- First described
- 2024
- Type
- single clone original source imported
- Cultivar
- 'Wilhelma'
Origin
Reportedly originates from the Wilhelma botanical garden / zoo in Stuttgart, Germany — Mike's source for the cultivar etymology. The clone is far more common in European cultivation than US, where acquisition is "nearly impossible" through normal channels. The few US growers who have it haven't typically had divisions available.
Mike imported his plant from a deemed-reliable European source. Critical naming caveat: anything labeled "Wilhelma SG" is a selfed seedling from the mother plant, not the original clone. This distinction is widely missed in the trade — many US "Wilhelma" plants are actually Wilhelma SG.
Identification key
The original clone produces slightly bulbous, wide-shaped traps. Phenotypic plasticity is high — a single plant can produce different trap shapes between fall and spring (Mike's 2024 fall vs 2025 spring photos show this dramatically). Don't reject a labeled Wilhelma based on one season; long-term absence of bulbous-wide traps is more diagnostic than any single trap shape.
Cultivation notes
Mike's broader Cephalotus mortality protocol applies in full to Wilhelma — and Wilhelma nearly died proving it. After a 2024 heatwave killed all of Mike's Wilhelma traps, the plant came back with new pitchers. Mike's distilled rule: never let soil temperature exceed 85°F (29°C) — heatwaves trigger sudden cephalotus death syndrome weeks to months later, not at the time of the stress.
Standout traits
- Slightly bulbous, wide trap shape — Mike's identification key for the original clone (vs Wilhelma SG selfed seedlings).

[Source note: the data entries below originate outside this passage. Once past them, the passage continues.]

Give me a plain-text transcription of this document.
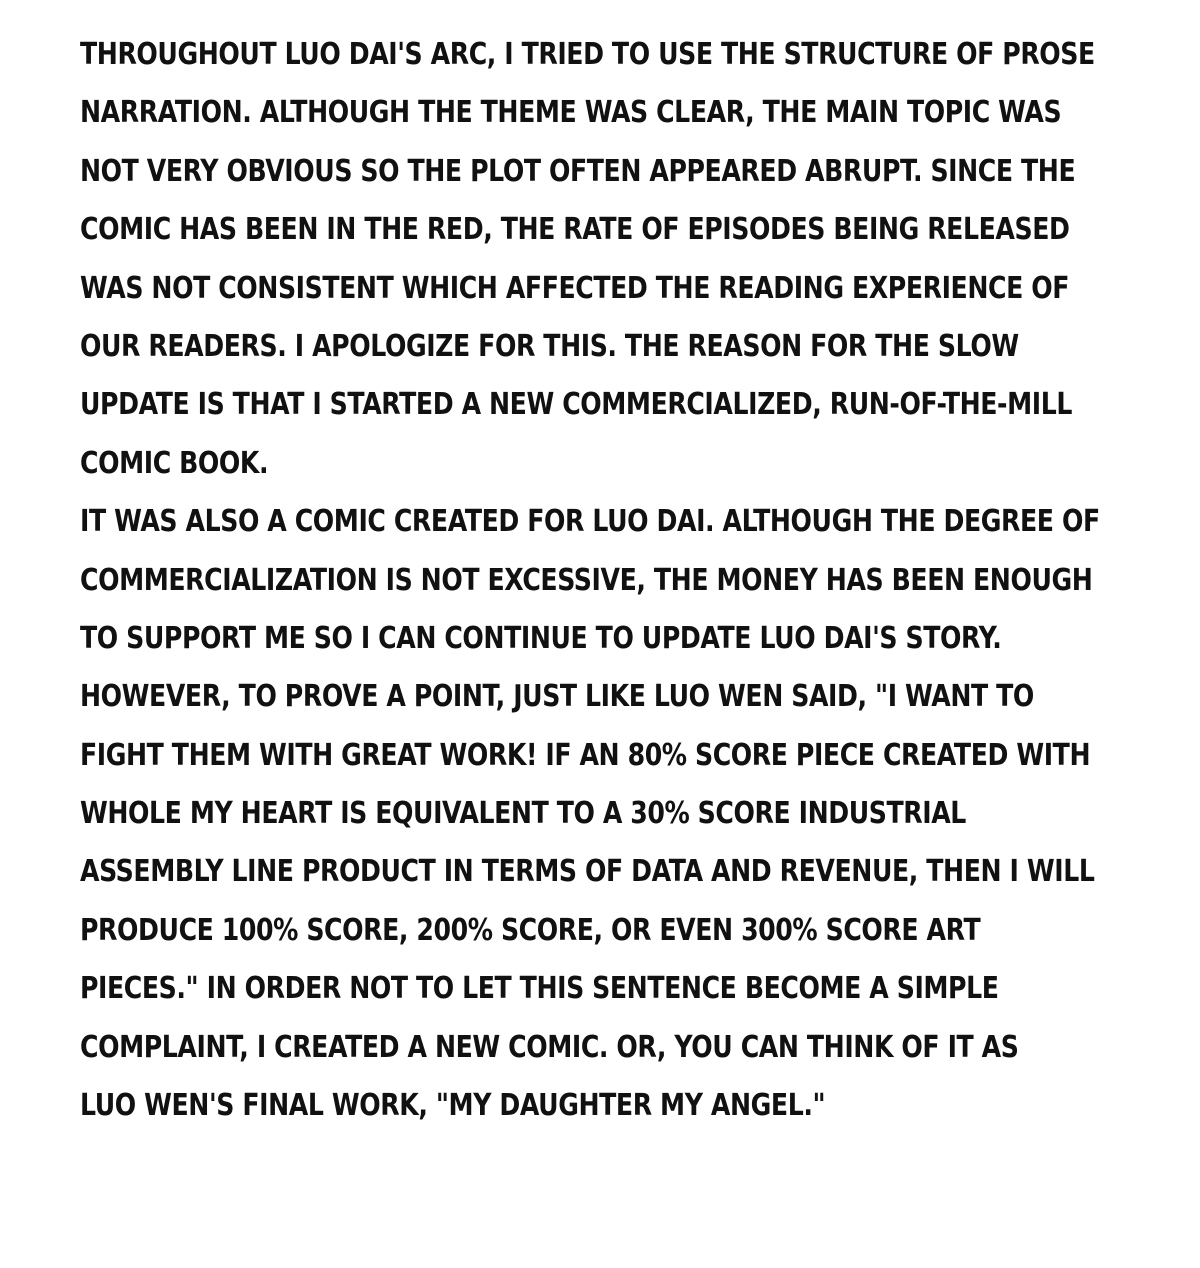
THROUGHOUT LUO DAI'S ARC, I TRIED TO USE THE STRUCTURE OF PROSE
NARRATION. ALTHOUGH THE THEME WAS CLEAR, THE MAIN TOPIC WAS
NOT VERY OBVIOUS SO THE PLOT OFTEN APPEARED ABRUPT. SINCE THE
COMIC HAS BEEN IN THE RED, THE RATE OF EPISODES BEING RELEASED
WAS NOT CONSISTENT WHICH AFFECTED THE READING EXPERIENCE OF
OUR READERS. I APOLOGIZE FOR THIS. THE REASON FOR THE SLOW
UPDATE IS THAT I STARTED A NEW COMMERCIALIZED, RUN-OF-THE-MILL
COMIC BOOK.
IT WAS ALSO A COMIC CREATED FOR LUO DAI. ALTHOUGH THE DEGREE OF
COMMERCIALIZATION IS NOT EXCESSIVE, THE MONEY HAS BEEN ENOUGH
TO SUPPORT ME SO I CAN CONTINUE TO UPDATE LUO DAI'S STORY.
HOWEVER, TO PROVE A POINT, JUST LIKE LUO WEN SAID, "I WANT TO
FIGHT THEM WITH GREAT WORK! IF AN 80% SCORE PIECE CREATED WITH
WHOLE MY HEART IS EQUIVALENT TO A 30% SCORE INDUSTRIAL
ASSEMBLY LINE PRODUCT IN TERMS OF DATA AND REVENUE, THEN I WILL
PRODUCE 100% SCORE, 200% SCORE, OR EVEN 300% SCORE ART
PIECES." IN ORDER NOT TO LET THIS SENTENCE BECOME A SIMPLE
COMPLAINT, I CREATED A NEW COMIC. OR, YOU CAN THINK OF IT AS
LUO WEN'S FINAL WORK, "MY DAUGHTER MY ANGEL."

- Spring traps look 'WAY different' than fall traps on the same plant — phenotypic plasticity is high. A clone that doesn't show bulbous-wide traps right now isn't necessarily fake; absence over years is more diagnostic.
- Substantially more abundant in Europe than the US.
Cultivation
Mike's note on Cephalotus mortality and what saved this clone:
Across the broader Cephalotus collection, Mike has killed 150+ plants over the years. The pattern: plants kept getting too hot during heatwaves, leading to sudden cephalotus death syndrome weeks or months later. The fix: keep soil temperature below 85°F (29°C). Wilhelma itself nearly died this way in 2024 — lost all traps after a heatwave but came back with new pitchers.
Mike's framing: killing 150+ plants is the most effective way to understand how to keep them alive. Many growers won't have these losses because they grow under different conditions, but climate change or moves will eventually expose them to the same failure modes.
Photos (11)
Naming
"Wilhelma" — named for the Wilhelma botanical garden / zoo in Stuttgart, Germany.